At Bristol renewables firm OVO Energy, its 4242 employees are allowed up to three paid days a year to volunteer for a good cause, and about 9 per cent is added to salaries for accessing benefits such as gym memberships. Last year, as a relief measure against the rising cost of living, Pizza Express gave its 9242 employees four free pizzas a month. At London recruitment firm 11 Investments, staff are treated to monthly get-togethers and events such as a summer ball; they also get a £500 annual wellbeing allowance, extra holidays, trips abroad and complimentary breakfasts.

The 187 staff at easyJet Holidays can take two hours away from their job every two weeks to do something to help their wellbeing. The 28 employees at Big Bite Creative get a healthy free lunch on top of an average salary above £45,000 plus bonuses; staff also get £750 a year for learning resources or attending industry events.

Marketing firm Awin allows its 441 London employees to work either four days a week or three plus two half-days; they can also access a wellness program and mental health coaches.

Wellness can relate to mental, physical or financial issues, says Lord Mark Price, founder of employee experience platform WorkL, which partnered with The Sunday Times in its quest to find the best places to work.

Pay isn’t the most important factor that produces workplace happiness or engagement, and is often trumped by a simple gesture such as a thankyou note to staff.
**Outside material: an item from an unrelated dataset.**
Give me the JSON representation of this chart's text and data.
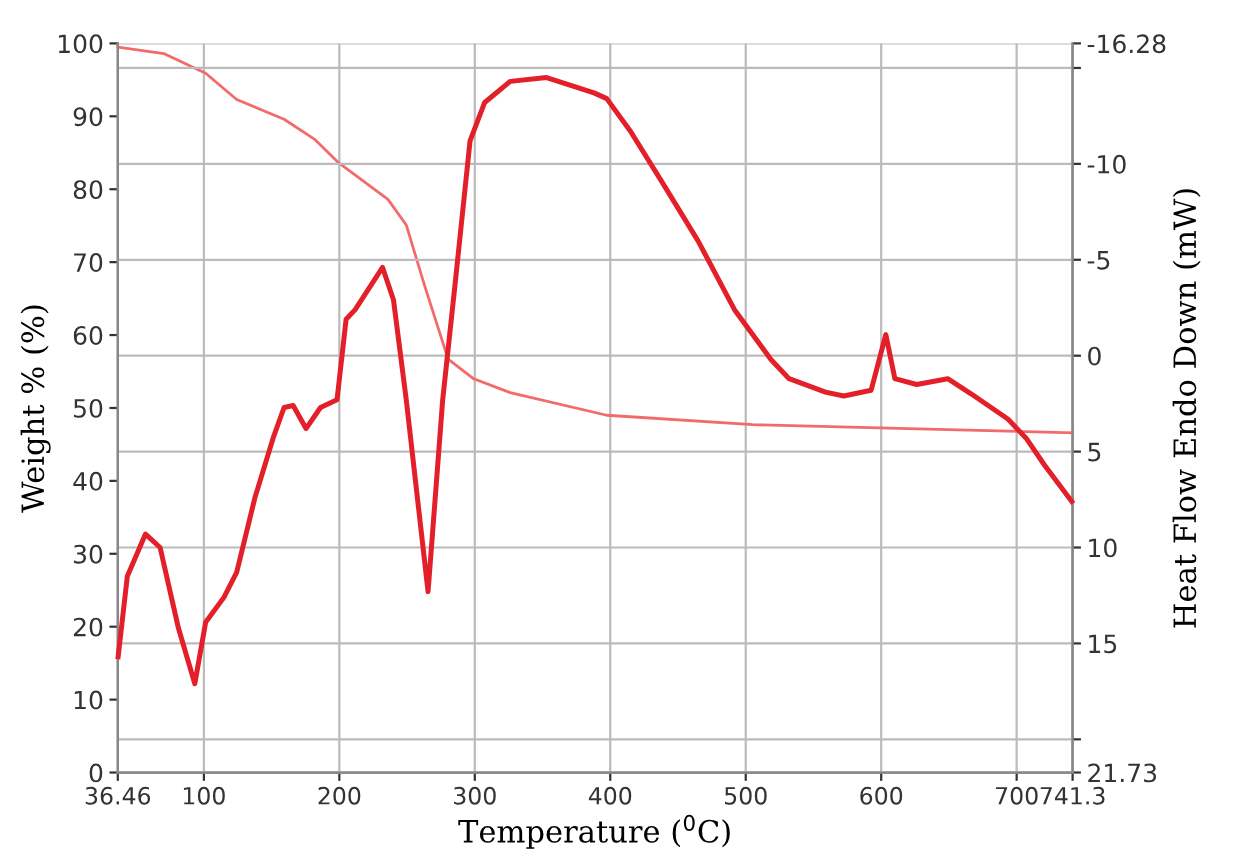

Employers don’t say thankyou often enough – about once every two months compared to a daily exercise in fault-finding. Companies pay a big price for this fault when employees express their feelings with their feet. “Flight risk” is an avoidable cost, Lord Price says.

The Goring hotel, which won an award in The Sunday Times list of Britain’s most loved workplaces, might have found the perfect solution to keeping staff loyal and happy.

“The focus on staff wellbeing and mental health has become a real priority,” says The Goring’s general manager Michael Voigt, recalling how the pandemic changed every organisation’s thinking towards staff wellbeing.

“And other places which don’t deal as well with it lose staff, and they don’t know why.” He says 92 per cent of The Goring’s staff are proud to be working there. The reasons, he says, are embedded in the hotel’s family culture – “the culture of kindness” – and thinking outside the box when it comes to staff development, which have resulted in “high retention and length of service throughout each department” and “low sickness and absence rate”.

As a workplace, the five-star hotel, which has a staff strength of 180, has a formula for its success in staff retention which cannot be copied by competitors, Voigt says. The recipe includes: “Our heritage of being a family-run hotel for the past 113 years; unique staff benefits, including yoga, puppy therapy, talking therapy (a social psychologist is available at the hotel one day a week to talk to staff about their problems), chiropodist, massages, monthly staff events, nutritious staff meals, staff accommodation, staff development programs.”

To secure staff wellbeing, even break some corporate rules, Voigt says. For example, the hotel got a staff member’s parents out of the Ukraine war zone, absorbing the costs for flights, visas and accommodation.

Pay is an important determinant of staff happiness, Voigt says, but it is not the most important so long as it is fair and competitive.